A. Original Burden Index of Caregivers (BIC) Questionnaire

Time-Dependent Burden(1)I cannot freely leave the house because of care-giving(2)I do not have enough time for myself because of care-giving

Emotional Burden(3)I want to delegate the care to someone else(4)I am completely distressed by care-giving

Existential Burden(5)I am experiencing hardship because care-giving does not give me a sense of satisfaction(6)Care-giving is hard because I cannot find the meaning of providing care

Physical Burden(7)My body aches when providing care to my family member(8)I have ruined my health in the course of providing care

Service-Related Burden(9)It is a burden that public aid service personnel enter our house(10)I have a hard time because patients resent receiving public aid care services

Personal Estimate of Overall Burden(11)How burdensome do you think providing care is to you?

Legend.
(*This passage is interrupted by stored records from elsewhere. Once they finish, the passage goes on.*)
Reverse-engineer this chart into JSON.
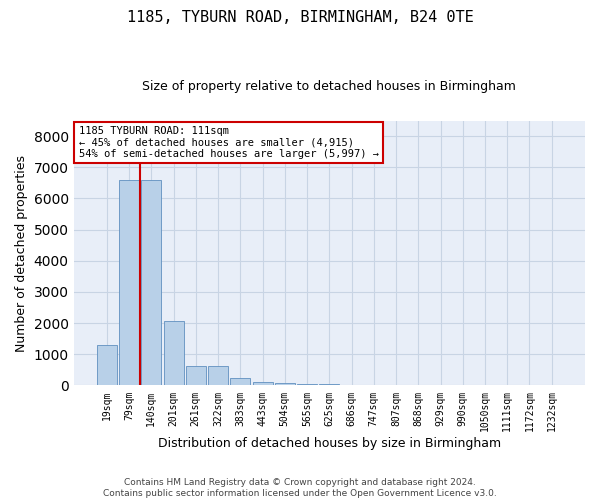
{
  "title": "1185, TYBURN ROAD, BIRMINGHAM, B24 0TE",
  "subtitle": "Size of property relative to detached houses in Birmingham",
  "xlabel": "Distribution of detached houses by size in Birmingham",
  "ylabel": "Number of detached properties",
  "footer_line1": "Contains HM Land Registry data © Crown copyright and database right 2024.",
  "footer_line2": "Contains public sector information licensed under the Open Government Licence v3.0.",
  "categories": [
    "19sqm",
    "79sqm",
    "140sqm",
    "201sqm",
    "261sqm",
    "322sqm",
    "383sqm",
    "443sqm",
    "504sqm",
    "565sqm",
    "625sqm",
    "686sqm",
    "747sqm",
    "807sqm",
    "868sqm",
    "929sqm",
    "990sqm",
    "1050sqm",
    "1111sqm",
    "1172sqm",
    "1232sqm"
  ],
  "bar_values": [
    1300,
    6600,
    6600,
    2060,
    610,
    610,
    230,
    120,
    75,
    50,
    50,
    0,
    0,
    0,
    0,
    0,
    0,
    0,
    0,
    0,
    0
  ],
  "bar_color": "#b8d0e8",
  "bar_edge_color": "#6090c0",
  "grid_color": "#c8d4e4",
  "background_color": "#e8eef8",
  "vline_x": 1.5,
  "vline_color": "#cc0000",
  "annotation_text": "1185 TYBURN ROAD: 111sqm\n← 45% of detached houses are smaller (4,915)\n54% of semi-detached houses are larger (5,997) →",
  "annotation_box_color": "#ffffff",
  "annotation_box_edge_color": "#cc0000",
  "ylim": [
    0,
    8500
  ],
  "yticks": [
    0,
    1000,
    2000,
    3000,
    4000,
    5000,
    6000,
    7000,
    8000
  ],
  "title_fontsize": 11,
  "subtitle_fontsize": 9,
  "ylabel_fontsize": 9,
  "xlabel_fontsize": 9,
  "tick_fontsize": 7,
  "footer_fontsize": 6.5
}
Each question was rated on a Likert scale: 0, never; 1, almost never; 2, sometimes; 3, often; 4, always.

Adapted from [4].

B. Center for Epidemiologic Studies Depression (CES-D) Scale

See Table 5.

Table 5: Which best describes how often you felt or behaved during the last week?

Disclosure

This research received no specific grant from any funding agency in the public, commercial, or not-for-profit sectors. All listed authors have met the criteria for authorship.

Competing Interests

The authors of this study have no personal or financial conflicting interests that bias the work of this study.